If you’re really not feeling any of that and just want some good ol’ rock n’ roll, I got you: over at Jerry’s check out the classic stylings of garage group Miranda & The Beat with 1910 Chainsaw Co. and The Out-Sect.

Just like the previous Friday, the 13th has a ton of rad shows happening. At Fireball Printing it’s an absolutely bonkers noise show with Crazy Doberman, Limbs Bin, Negligee, and the Lorenz York Duo. Baltimore’s avant droners Horse Lords are at Vox with Philly’s avant punkers Ooloi. Pedal steel wizard Susan Alcorn – who else can claim to have played with Jandek, Pauline Oliveros, and Eugene Chadbourne?! – is at Brickbat Books with guitarist Emily Robb, who you might know as a member of Louie Louie, Storks, and Astute Palate. And at Kung Fu Necktie super catchy rock n’ roll three piece Poppy are playing a record release show for their new one Snakes of New Jersey. Also appearing on that bill are Foxy Contin and DJ Major Luke spinning punk and roots reggae.

Boogie Down Production’s KRS-One is performing Saturday night out at the Ardmore Music Hall with Reef The Lost Cauze. Serving as host is Lady B, who we just profiled along with a number of other female Philly MCs a few days ago.

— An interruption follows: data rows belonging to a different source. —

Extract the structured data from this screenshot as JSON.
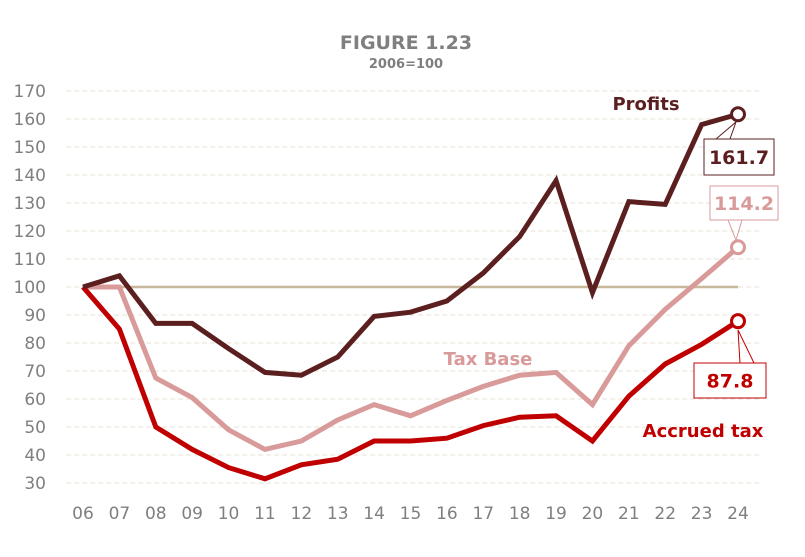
{
  "chart_data": {
    "type": "line",
    "title": "FIGURE 1.23",
    "subtitle": "2006=100",
    "xlabel": "",
    "ylabel": "",
    "ylim": [
      30,
      170
    ],
    "yticks": [
      30,
      40,
      50,
      60,
      70,
      80,
      90,
      100,
      110,
      120,
      130,
      140,
      150,
      160,
      170
    ],
    "categories": [
      "06",
      "07",
      "08",
      "09",
      "10",
      "11",
      "12",
      "13",
      "14",
      "15",
      "16",
      "17",
      "18",
      "19",
      "20",
      "21",
      "22",
      "23",
      "24"
    ],
    "grid": true,
    "reference_line": 100,
    "series": [
      {
        "name": "Profits",
        "color": "#5c1f1f",
        "values": [
          100,
          104,
          87,
          87,
          78,
          69.5,
          68.5,
          75,
          89.5,
          91,
          95,
          105,
          118,
          138,
          98,
          130.5,
          129.5,
          158,
          161.7
        ],
        "end_label": "161.7"
      },
      {
        "name": "Tax Base",
        "color": "#d99a9a",
        "values": [
          100,
          100,
          67.5,
          60.5,
          49,
          42,
          45,
          52.5,
          58,
          54,
          59.5,
          64.5,
          68.5,
          69.5,
          58,
          79,
          92,
          103,
          114.2
        ],
        "end_label": "114.2"
      },
      {
        "name": "Accrued tax",
        "color": "#c00000",
        "values": [
          100,
          85,
          50,
          42,
          35.5,
          31.5,
          36.5,
          38.5,
          45,
          45,
          46,
          50.5,
          53.5,
          54,
          45,
          61,
          72.5,
          79.5,
          87.8
        ],
        "end_label": "87.8"
      }
    ]
  }
}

I rarely buy advanced tickets – it’s not that I’m particularly forgetful, there’s just so much going on – but the second the Ted Leo-fronted Dexys Midnight Runners cover band Too-Rye-Ay announced their Philly debut I made sure to go online and guarantee my admission to the Johnny Brenda’s show that evening.

You might only know the radio hits, or at least the ones that were also huge in the States, but the Dexys were a machine, churning out song-after-song of soul-tinged political pop that is as wonderful as it is perfect. Add in Ted Leo – he of the Pharmacists, in case you didn’t know – and you have yourself what is stacking up to be an absolutely incredible night of music.

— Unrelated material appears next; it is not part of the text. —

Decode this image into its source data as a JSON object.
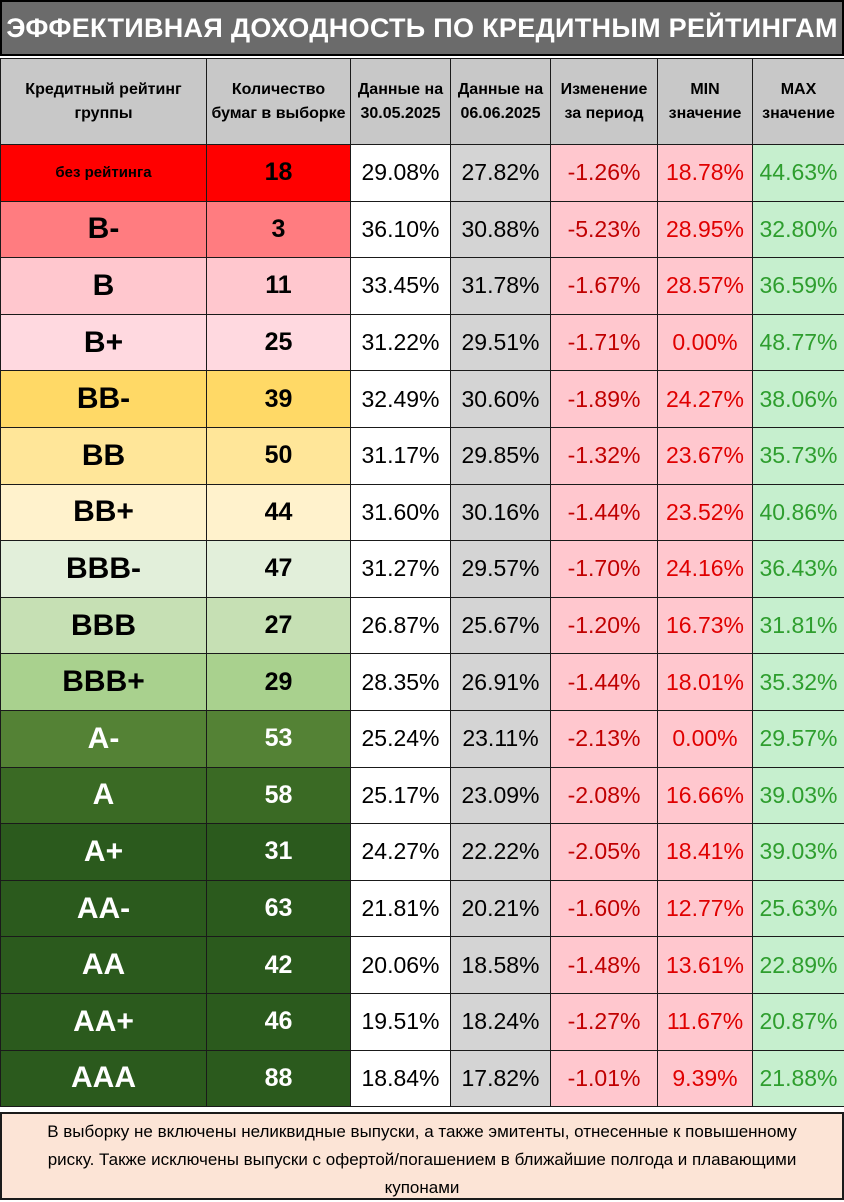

The final entry on my calendar for the first half of the month is that absolute doozy jazz show on Sunday the 15that Vox with the always-entertaining CP Unit – that’s saxophonist Chris Pitsiokos and his band – playing a record release for their new album One Foot On The Ground Smoking Mirror Shakedow on Ramp Local. Opening up will be noise freaks Dog Hospice and Sirius JuJu, which includes members of the Arkestra.

Alright! There you have it: a full list of just about every type of DIY gig under the sun, all happening in Philadelphia in the next two weeks. So while we might not be able to claim that the idea was invented here, it’s quite clear that we perfected it. See you in the basement!